As the British Industrial Revolution demanded an insatiable supply of raw fiber to feed the hungry mills of Lancashire, the British East India Company shifted its role from a buyer of cloth to a coercive manager of land. Farmers who had previously balanced food security with small-scale cotton cultivation for local looms were now forced into a state of "commercialized dependency". Through the Ryotwari and Mahalwari land revenue systems, the British imposed exorbitant cash taxes that could only be paid if the farmer grew cash crops like cotton or indigo for export. This created a new class of debt-ridden cotton laborers—men and women who worked their own ancestral lands not for sustenance, but as cogs in a global imperial machine.
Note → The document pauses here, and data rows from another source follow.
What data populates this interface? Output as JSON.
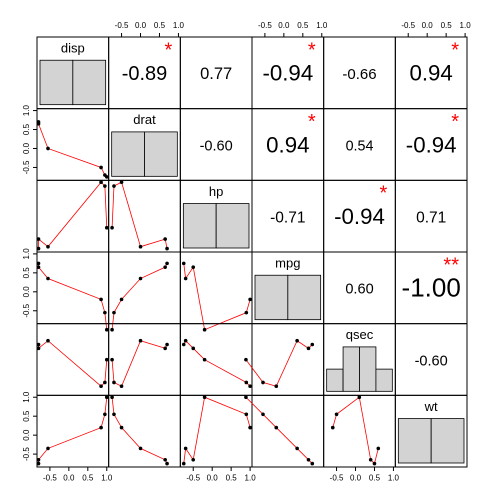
{
  "chart_data": {
    "type": "correlation_matrix",
    "variables": [
      "disp",
      "drat",
      "hp",
      "mpg",
      "qsec",
      "wt"
    ],
    "observations": [
      [
        -0.8,
        -0.8,
        -0.55,
        0.85,
        0.95,
        1.0
      ],
      [
        0.7,
        0.65,
        0.0,
        -0.5,
        -0.7,
        -0.75
      ],
      [
        -0.75,
        -0.5,
        -0.7,
        1.0,
        0.9,
        -0.2
      ],
      [
        0.75,
        0.65,
        0.35,
        -0.2,
        -0.55,
        -1.0
      ],
      [
        0.5,
        0.4,
        0.6,
        -0.6,
        -0.5,
        0.1
      ],
      [
        -0.75,
        -0.65,
        -0.35,
        0.2,
        0.55,
        1.0
      ]
    ],
    "correlations": [
      [
        -0.89,
        0.77,
        -0.94,
        -0.66,
        0.94
      ],
      [
        -0.6,
        0.94,
        0.54,
        -0.94
      ],
      [
        -0.71,
        -0.94,
        0.71
      ],
      [
        0.6,
        -1.0
      ],
      [
        -0.6
      ]
    ],
    "value_labels": [
      [
        "-0.89",
        "0.77",
        "-0.94",
        "-0.66",
        "0.94"
      ],
      [
        "-0.60",
        "0.94",
        "0.54",
        "-0.94"
      ],
      [
        "-0.71",
        "-0.94",
        "0.71"
      ],
      [
        "0.60",
        "-1.00"
      ],
      [
        "-0.60"
      ]
    ],
    "stars": [
      [
        "*",
        null,
        "*",
        null,
        "*"
      ],
      [
        null,
        "*",
        null,
        "*"
      ],
      [
        null,
        "*",
        null
      ],
      [
        null,
        "**"
      ],
      [
        null
      ]
    ],
    "histograms": [
      {
        "bins": [
          -1,
          0,
          1
        ],
        "counts": [
          3,
          3
        ]
      },
      {
        "bins": [
          -1,
          0,
          1
        ],
        "counts": [
          3,
          3
        ]
      },
      {
        "bins": [
          -1,
          0,
          1
        ],
        "counts": [
          3,
          3
        ]
      },
      {
        "bins": [
          -1,
          0,
          1
        ],
        "counts": [
          3,
          3
        ]
      },
      {
        "bins": [
          -1,
          -0.5,
          0,
          0.5,
          1
        ],
        "counts": [
          1,
          2,
          2,
          1
        ]
      },
      {
        "bins": [
          -1,
          0,
          1
        ],
        "counts": [
          3,
          3
        ]
      }
    ],
    "lim": [
      -0.84,
      1.05
    ],
    "ticks": [
      -0.5,
      {
        "value": 0,
        "label": "0.0"
      },
      0.5,
      {
        "value": 1,
        "label": "1.0"
      }
    ],
    "point_color": "#000000",
    "smooth_color": "#ff0000",
    "star_color": "#ff0000",
    "hist_color": "#d3d3d3"
  }
}
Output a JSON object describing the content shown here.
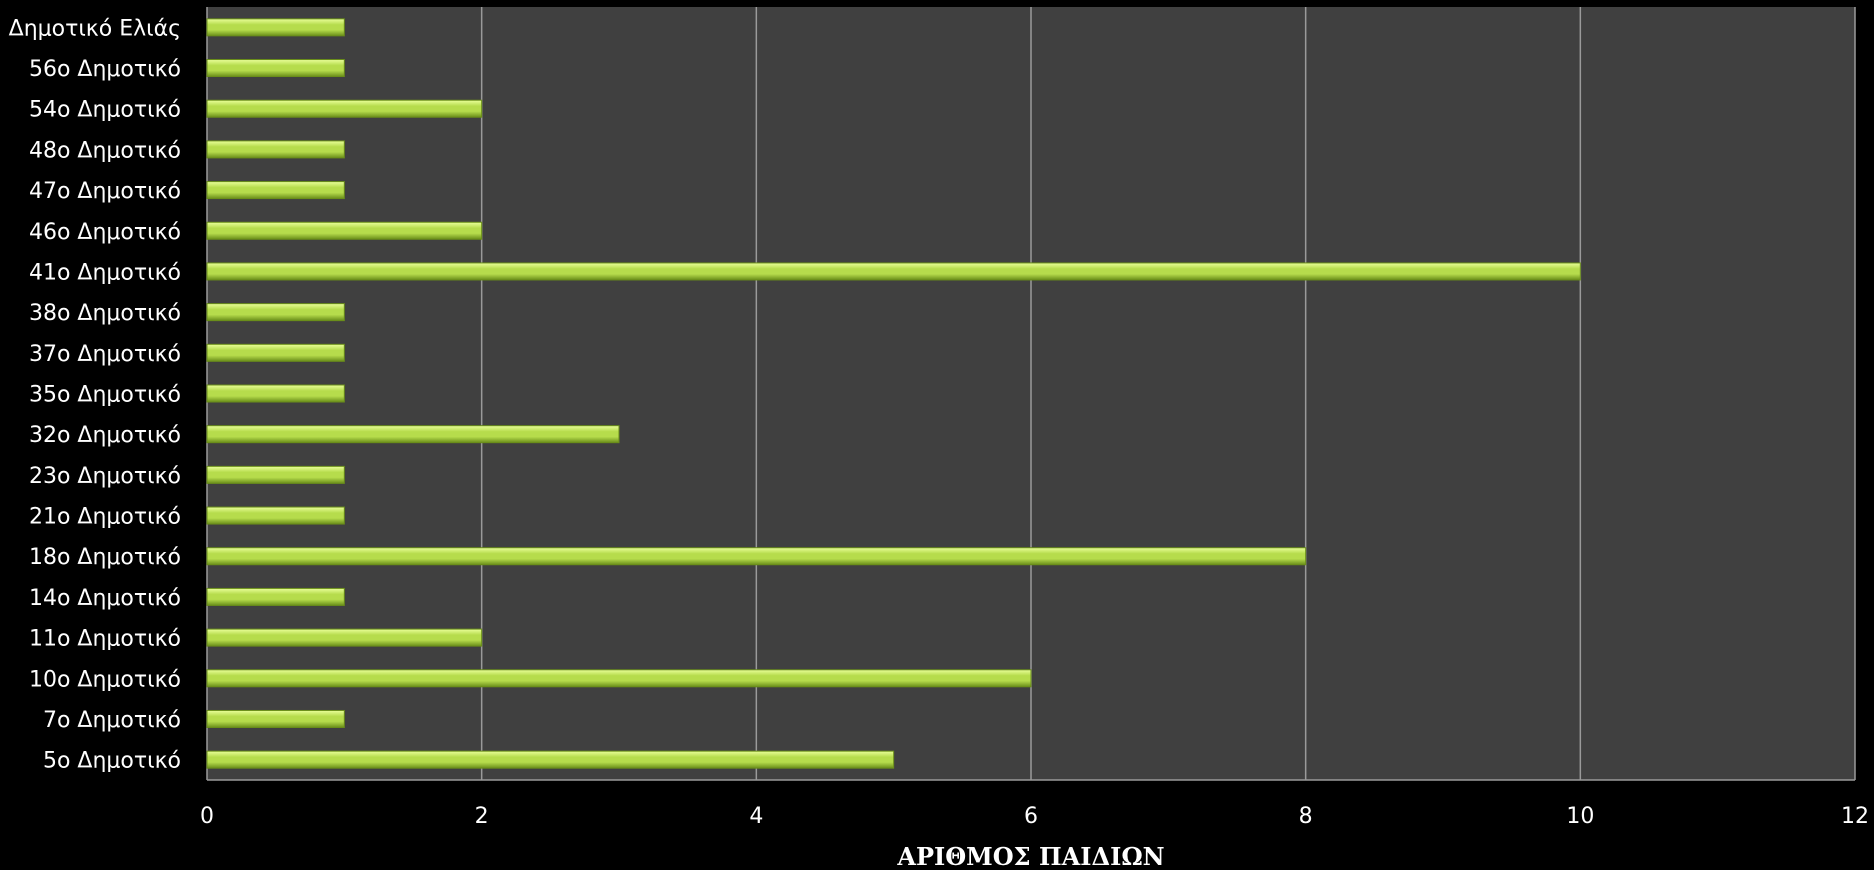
{
  "chart_data": {
    "type": "bar",
    "orientation": "horizontal",
    "categories": [
      "Δημοτικό Ελιάς",
      "56ο Δημοτικό",
      "54ο Δημοτικό",
      "48ο Δημοτικό",
      "47ο Δημοτικό",
      "46ο Δημοτικό",
      "41ο Δημοτικό",
      "38ο Δημοτικό",
      "37ο Δημοτικό",
      "35ο Δημοτικό",
      "32ο Δημοτικό",
      "23ο Δημοτικό",
      "21ο Δημοτικό",
      "18ο Δημοτικό",
      "14ο Δημοτικό",
      "11ο Δημοτικό",
      "10ο Δημοτικό",
      "7ο Δημοτικό",
      "5ο Δημοτικό"
    ],
    "values": [
      1,
      1,
      2,
      1,
      1,
      2,
      10,
      1,
      1,
      1,
      3,
      1,
      1,
      8,
      1,
      2,
      6,
      1,
      5
    ],
    "xlabel": "ΑΡΙΘΜΟΣ ΠΑΙΔΙΩΝ",
    "ylabel": "",
    "xlim": [
      0,
      12
    ],
    "xticks": [
      0,
      2,
      4,
      6,
      8,
      10,
      12
    ],
    "grid": "vertical",
    "colors": {
      "page_background": "#000000",
      "plot_background": "#404040",
      "gridline": "#9a9a9a",
      "bar_light": "#eaff9a",
      "bar_mid": "#b6dc4c",
      "bar_dark": "#6a8e1a",
      "text": "#ffffff"
    }
  }
}
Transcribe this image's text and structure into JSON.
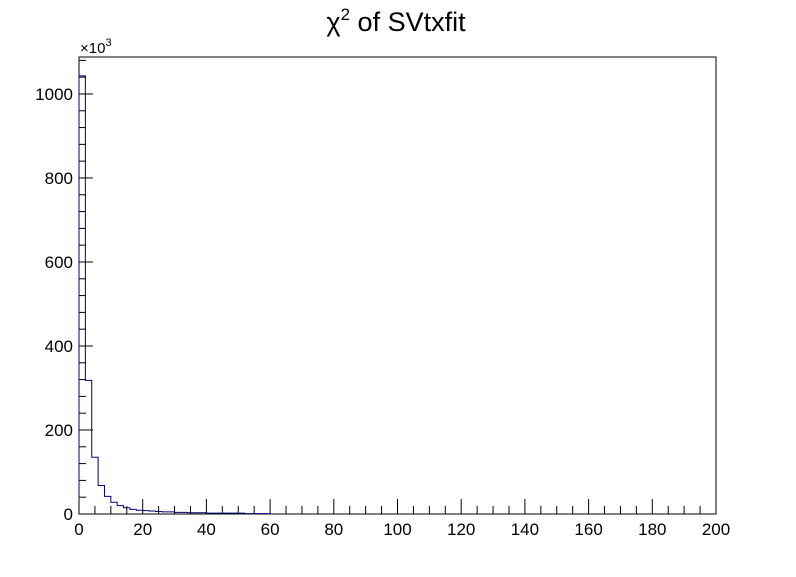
{
  "chart_data": {
    "type": "bar",
    "title": "χ² of SVtxfit",
    "title_base": "χ",
    "title_sup": "2",
    "title_rest": " of SVtxfit",
    "xlabel": "",
    "ylabel": "",
    "y_multiplier_base": "×10",
    "y_multiplier_exp": "3",
    "xlim": [
      0,
      200
    ],
    "ylim": [
      0,
      1088
    ],
    "x_ticks": [
      0,
      20,
      40,
      60,
      80,
      100,
      120,
      140,
      160,
      180,
      200
    ],
    "y_ticks": [
      0,
      200,
      400,
      600,
      800,
      1000
    ],
    "bin_width": 2,
    "x_bin_starts": [
      0,
      2,
      4,
      6,
      8,
      10,
      12,
      14,
      16,
      18,
      20,
      22,
      24,
      26,
      28,
      30,
      32,
      34,
      36,
      38,
      40,
      42,
      44,
      46,
      48,
      50,
      52,
      54,
      56,
      58
    ],
    "values": [
      1043,
      318,
      135,
      68,
      42,
      28,
      20,
      15,
      11,
      9,
      8,
      7,
      6,
      5,
      5,
      4,
      4,
      3,
      3,
      3,
      2,
      2,
      2,
      2,
      2,
      2,
      1,
      1,
      1,
      1
    ],
    "grid": false,
    "legend": "none",
    "line_color": "#000080"
  }
}
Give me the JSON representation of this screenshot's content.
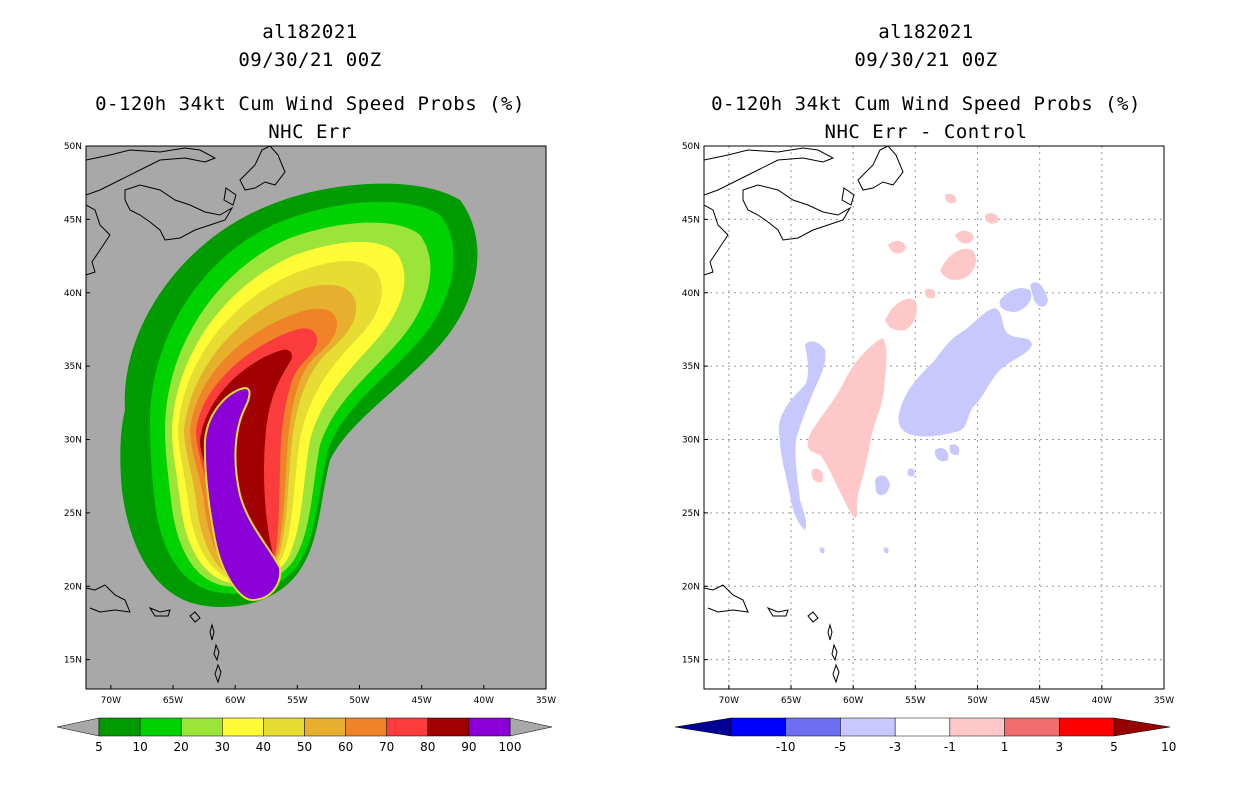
{
  "chart_data": [
    {
      "type": "heatmap",
      "panel": "left",
      "title_lines": [
        "al182021",
        "09/30/21 00Z",
        "0-120h 34kt Cum Wind Speed Probs (%)",
        "NHC Err"
      ],
      "x_ticks": [
        "70W",
        "65W",
        "60W",
        "55W",
        "50W",
        "45W",
        "40W",
        "35W"
      ],
      "y_ticks": [
        "50N",
        "45N",
        "40N",
        "35N",
        "30N",
        "25N",
        "20N",
        "15N"
      ],
      "xlim": [
        -72,
        -35
      ],
      "ylim": [
        13,
        50
      ],
      "colorbar": {
        "ticks": [
          "5",
          "10",
          "20",
          "30",
          "40",
          "50",
          "60",
          "70",
          "80",
          "90",
          "100"
        ],
        "colors": [
          "#009b00",
          "#00d100",
          "#9be53a",
          "#fffb35",
          "#e6dc32",
          "#e6af2d",
          "#f08228",
          "#fa3c3c",
          "#a00000",
          "#8c00d8"
        ]
      },
      "contour_levels": [
        5,
        10,
        20,
        30,
        40,
        50,
        60,
        70,
        80,
        90
      ],
      "background": "#a8a8a8"
    },
    {
      "type": "heatmap",
      "panel": "right",
      "title_lines": [
        "al182021",
        "09/30/21 00Z",
        "0-120h 34kt Cum Wind Speed Probs (%)",
        "NHC Err - Control"
      ],
      "x_ticks": [
        "70W",
        "65W",
        "60W",
        "55W",
        "50W",
        "45W",
        "40W",
        "35W"
      ],
      "y_ticks": [
        "50N",
        "45N",
        "40N",
        "35N",
        "30N",
        "25N",
        "20N",
        "15N"
      ],
      "xlim": [
        -72,
        -35
      ],
      "ylim": [
        13,
        50
      ],
      "colorbar": {
        "ticks": [
          "-10",
          "-5",
          "-3",
          "-1",
          "1",
          "3",
          "5",
          "10"
        ],
        "colors": [
          "#000096",
          "#0000ff",
          "#6e6ef0",
          "#c8c8ff",
          "#ffffff",
          "#ffc8c8",
          "#f06e6e",
          "#ff0000",
          "#960000"
        ]
      },
      "positive_color": "#ffc8c8",
      "negative_color": "#c8c8ff"
    }
  ]
}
Systematic Coercion and the "Gomastas"
The transition from artisan to laborer was often enforced through physical and economic violence. The Company employed agents known as Gomastas, who used armed peons to ensure that cotton was grown to British specifications and sold at prices dictated by the Company. Weavers who resisted were often subjected to "flogging" or had their thumbs symbolically and literally incapacitated to prevent them from returning to their craft. This systematic deskilling forced thousands of specialized craftsmen into the ranks of landless agricultural labor, effectively creating a "reserve army" of workers who had no choice but to toil in the sun for the benefit of distant shareholders.
The Shadow of Forced Labor and the Global Link
While "slavery" in the formal sense was abolished in the British Empire in 1833, it was replaced in India by indentured labor and debt bondage. The thirst for Indian raw materials was inextricably linked to the global slave economy. During the American Civil War (1861–1865), when the supply of slave-grown American cotton was cut off, the British intensified their pressure on Indian soil to fill the gap. This "Cotton Famine" in Britain led to the "Deccan Riots" in India, as peasants were pushed beyond their breaking point by moneylenders and colonial tax collectors.
The emotional toll was a profound loss of agency. A vocation that was once a "sacred blend of science and art" was reduced to grueling, repetitive physical labor. The Indian farmer and former weaver became "slaves to the season and the price," their survival dictated by the fluctuating cotton prices on the Liverpool Exchange rather than the needs of their own families. This structural violence laid the foundation for the deep-seated rural poverty that defined the late 19th-century Indian landscape.
The Charkha as a Weapon of Resistance
The story of Indian textiles, however, does not end in tragedy. It eventually evolved into a saga of defiance. By the early 20th century, the Swadeshi movement transformed the humble charkha (spinning wheel) from a tool of survival into a symbol of revolution.
In 1921, Mahatma Gandhi made the call to boycott foreign cloth and burn British-made garments in massive bonfires across the country. He recognized that the colonization of India was, at its heart, a colonization of the Indian vocation. By wearing Khadi—hand-spun, hand-woven cloth—Indians were not just making a fashion statement; they were reclaiming their economic sovereignty and their dignity.
Choosing handloom over machine-produced fabric is ultimately an act of reclaiming a stolen legacy. While a machine replicates a pattern with clinical, soulless precision, every yard of handloom carries the "fingerprint" of an artisan—a living link to a vocational tradition that survived centuries of systemic suppression. When you wear handloom, you aren't just wearing fabric; you are wearing a story of resilience that honors the "woven air" of our ancestors and provides a dignified livelihood to the millions of weavers who refused to let their looms fall silent. In a world of disposable fast fashion, handloom is a deliberate choice for sustainability, soul, and sovereignty, proving that the most beautiful things in life are still those that are touched by human hands.